The Bybee confirmation hearing was on the day of Secretary of State Colin Powell’s now-notorious testimony before the United Nations, and senators kept slipping in and out of the Bybee hearing and then just relied on written questions. In some cases, Bybee simply didn’t answer, as in the case of a written question by Sen. John Edwards about whether he agreed with Bush’s enemy-combatant policies: “[I]t would be inappropriate for me to express publicly a personal view at variance with the president’s position.”
When he was asked why the Office of Legal Counsel had virtually stopped issuing its legal opinions after he joined it, Bybee said, “During my tenure, the process for the review of OLC opinions has been consistent with the long-standing traditions of the office.” However, by one account, the office released hundreds of opinions a year before Bybee joined it, three after he went on board.
U.S. Sen. Harry Reid of Nevada, who cited his and fellow Nevada Sen. John Ensign’s sponsorship of Bybee’s nomination to the court as an instance of bipartisanship, said of Bybee at the time, “He has an in-depth knowledge of the law. He comes with a background from a wonderful family. I am so glad we are able today to confirm this man for a lifetime appointment to the federal judiciary.” When the memo became public after Bybee was already on the court, Reid told the Las Vegas Sun that the nomination would have been handled differently if the senators had known about the memo, but he declined to say if he would have changed his vote on Bybee.
After the memo was leaked, a torrent of denunciation descended on the Bush administration from left and right, with high-ranking military officers especially critical.
One of the most caustic comments came from University of Southern California legal ethics professor Erwin Chemerinsky, who said in a law school commencement address, “History is repeating itself. Just this week, a memo was revealed that a lawyer, and now Ninth Circuit judge, Jay Bybee, wrote justifying torture. In it, he argued that torture of prisoners was justified, despite American law and international treaties to the contrary. His memo said that psychological torture was acceptable unless it went on for months or years. He said that physical torture was acceptable unless it caused body organs to fail or death. In other words, some of the most horrendous forms of torture were acceptable. How could a lawyer write such a memo?
“I know Jay Bybee and think highly of him. He presumably believed that the need to get information from individuals detained in Guantánamo or Iraq justified the disregard of the law and the basic humanity of the prisoners.
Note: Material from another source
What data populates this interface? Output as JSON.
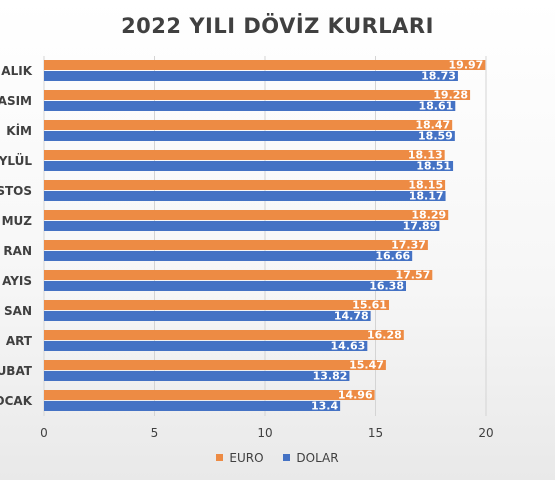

He was no different than the lawyers who believed that jailing the critics of World War I, or interning the Japanese-Americans, or locking up communist sympathizers in the McCarthy era were justified by the needs of the times.”
The White House and Justice Department distanced themselves from the memo but didn’t revoke it—until this month, when it became clear it would be an issue in Gonzales’ confirmation hearing. That sudden reversal sparked a New York Times editorial: “On Thursday, more than eight months after the rotten fruits of those legal briefs were shown to the world at Abu Ghraib, the Justice Department issued yet another legal opinion. This time it rejected Mr. Bybee’s bizarre notions that the president could be given the legal go-ahead to authorize torture, simply by defining the word so narrowly as to exclude almost anything short of mortal injury. We were glad to see that turnaround, although it was three years too late. Prisoners have already been systematically hurt, degraded, tortured and even killed. The nation’s international reputation is deeply scarred. The new memo said that ‘torture is abhorrent,’ but it raised more questions than it answered, like this one: If Mr. Bybee’s views were so obviously outlandish, why were they allowed to stand for so long?”